Earthquake Novel Earns Massive Advance

As sales of print books drop and publishers tighten their belts, good news stories in the world of books remind us that hard work, a good idea, an ear for genre and a stroke of blind luck can still work wonders for a writer. So it is with a debut author in New York whose unpublished manuscript has netted her advances across the world in the millions. Random House is hoping that the massive sum they’ve paid Karen Thompson Walker for her novel, The Age of Miracles, will be a lucrative investment. By grim coincidence, the novel is an earthquake novel.

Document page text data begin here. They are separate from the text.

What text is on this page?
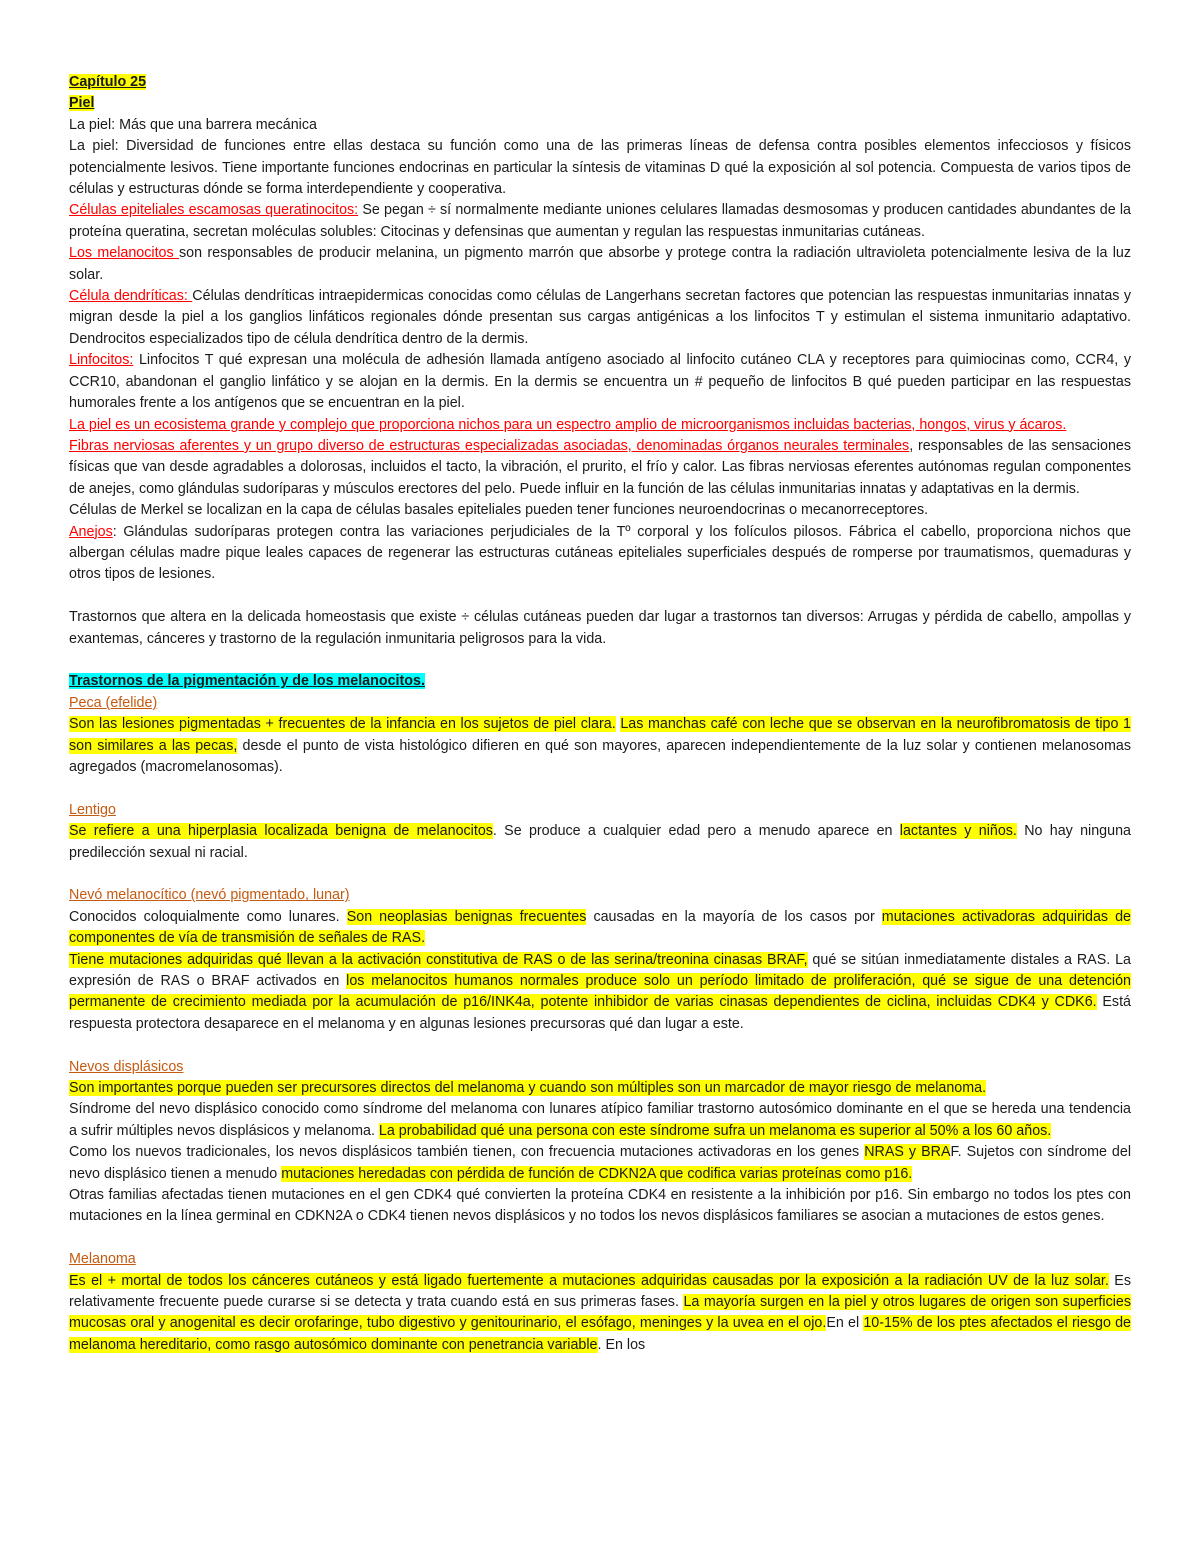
Capítulo 25

Piel

La piel: Más que una barrera mecánica

La piel: Diversidad de funciones entre ellas destaca su función como una de las primeras líneas de defensa contra posibles elementos infecciosos y físicos potencialmente lesivos. Tiene importante funciones endocrinas en particular la síntesis de vitaminas D qué la exposición al sol potencia. Compuesta de varios tipos de células y estructuras dónde se forma interdependiente y cooperativa.

Células epiteliales escamosas queratinocitos: Se pegan ÷ sí normalmente mediante uniones celulares llamadas desmosomas y producen cantidades abundantes de la proteína queratina, secretan moléculas solubles: Citocinas y defensinas que aumentan y regulan las respuestas inmunitarias cutáneas.

Los melanocitos son responsables de producir melanina, un pigmento marrón que absorbe y protege contra la radiación ultravioleta potencialmente lesiva de la luz solar.

Célula dendríticas: Células dendríticas intraepidermicas conocidas como células de Langerhans secretan factores que potencian las respuestas inmunitarias innatas y migran desde la piel a los ganglios linfáticos regionales dónde presentan sus cargas antigénicas a los linfocitos T y estimulan el sistema inmunitario adaptativo. Dendrocitos especializados tipo de célula dendrítica dentro de la dermis.

Linfocitos: Linfocitos T qué expresan una molécula de adhesión llamada antígeno asociado al linfocito cutáneo CLA y receptores para quimiocinas como, CCR4, y CCR10, abandonan el ganglio linfático y se alojan en la dermis. En la dermis se encuentra un # pequeño de linfocitos B qué pueden participar en las respuestas humorales frente a los antígenos que se encuentran en la piel.

La piel es un ecosistema grande y complejo que proporciona nichos para un espectro amplio de microorganismos incluidas bacterias, hongos, virus y ácaros.

Fibras nerviosas aferentes y un grupo diverso de estructuras especializadas asociadas, denominadas órganos neurales terminales, responsables de las sensaciones físicas que van desde agradables a dolorosas, incluidos el tacto, la vibración, el prurito, el frío y calor. Las fibras nerviosas eferentes autónomas regulan componentes de anejes, como glándulas sudoríparas y músculos erectores del pelo. Puede influir en la función de las células inmunitarias innatas y adaptativas en la dermis.

Células de Merkel se localizan en la capa de células basales epiteliales pueden tener funciones neuroendocrinas o mecanorreceptores.

Anejos: Glándulas sudoríparas protegen contra las variaciones perjudiciales de la Tº corporal y los folículos pilosos. Fábrica el cabello, proporciona nichos que albergan células madre pique leales capaces de regenerar las estructuras cutáneas epiteliales superficiales después de romperse por traumatismos, quemaduras y otros tipos de lesiones.

Trastornos que altera en la delicada homeostasis que existe ÷ células cutáneas pueden dar lugar a trastornos tan diversos: Arrugas y pérdida de cabello, ampollas y exantemas, cánceres y trastorno de la regulación inmunitaria peligrosos para la vida.

Trastornos de la pigmentación y de los melanocitos.

Peca (efelide)

Son las lesiones pigmentadas + frecuentes de la infancia en los sujetos de piel clara. Las manchas café con leche que se observan en la neurofibromatosis de tipo 1 son similares a las pecas, desde el punto de vista histológico difieren en qué son mayores, aparecen independientemente de la luz solar y contienen melanosomas agregados (macromelanosomas).

Lentigo

Se refiere a una hiperplasia localizada benigna de melanocitos. Se produce a cualquier edad pero a menudo aparece en lactantes y niños. No hay ninguna predilección sexual ni racial.

Nevó melanocítico (nevó pigmentado, lunar)

Conocidos coloquialmente como lunares. Son neoplasias benignas frecuentes causadas en la mayoría de los casos por mutaciones activadoras adquiridas de componentes de vía de transmisión de señales de RAS.

Tiene mutaciones adquiridas qué llevan a la activación constitutiva de RAS o de las serina/treonina cinasas BRAF, qué se sitúan inmediatamente distales a RAS. La expresión de RAS o BRAF activados en los melanocitos humanos normales produce solo un período limitado de proliferación, qué se sigue de una detención permanente de crecimiento mediada por la acumulación de p16/INK4a, potente inhibidor de varias cinasas dependientes de ciclina, incluidas CDK4 y CDK6. Está respuesta protectora desaparece en el melanoma y en algunas lesiones precursoras qué dan lugar a este.

Nevos displásicos

Son importantes porque pueden ser precursores directos del melanoma y cuando son múltiples son un marcador de mayor riesgo de melanoma.

Síndrome del nevo displásico conocido como síndrome del melanoma con lunares atípico familiar trastorno autosómico dominante en el que se hereda una tendencia a sufrir múltiples nevos displásicos y melanoma. La probabilidad qué una persona con este síndrome sufra un melanoma es superior al 50% a los 60 años.

Como los nuevos tradicionales, los nevos displásicos también tienen, con frecuencia mutaciones activadoras en los genes NRAS y BRAF. Sujetos con síndrome del nevo displásico tienen a menudo mutaciones heredadas con pérdida de función de CDKN2A que codifica varias proteínas como p16.

Otras familias afectadas tienen mutaciones en el gen CDK4 qué convierten la proteína CDK4 en resistente a la inhibición por p16. Sin embargo no todos los ptes con mutaciones en la línea germinal en CDKN2A o CDK4 tienen nevos displásicos y no todos los nevos displásicos familiares se asocian a mutaciones de estos genes.

Melanoma

Es el + mortal de todos los cánceres cutáneos y está ligado fuertemente a mutaciones adquiridas causadas por la exposición a la radiación UV de la luz solar. Es relativamente frecuente puede curarse si se detecta y trata cuando está en sus primeras fases. La mayoría surgen en la piel y otros lugares de origen son superficies mucosas oral y anogenital es decir orofaringe, tubo digestivo y genitourinario, el esófago, meninges y la uvea en el ojo.En el 10-15% de los ptes afectados el riesgo de melanoma hereditario, como rasgo autosómico dominante con penetrancia variable. En los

Brooklynite Karen Thompson Walker works as an editor for Simon and Schuster and wrote the novel in the morning hours before work. The novel’s elevator pitch is a massive earthquake off the coast of California slows the earth’s rotation markedly (as opposed to the undetectable shortening of the day caused by the recent Japanese earthquake). Told from the point of view of a 10 year-old girl, the earthquake extends the first day after the earthquake by six minutes. The slowing continues, however, so that soon the length of a day is 72 hours. According to the Guardian report, observers are not interpreting the deal as a sign of renewed publishing industry confidence. Rather, it’s a sign that big publishers, as ever, are still willing to pay a king’s ransom for what they think is a sure-fire bestseller, even if seven times out of ten they won’t make their money back.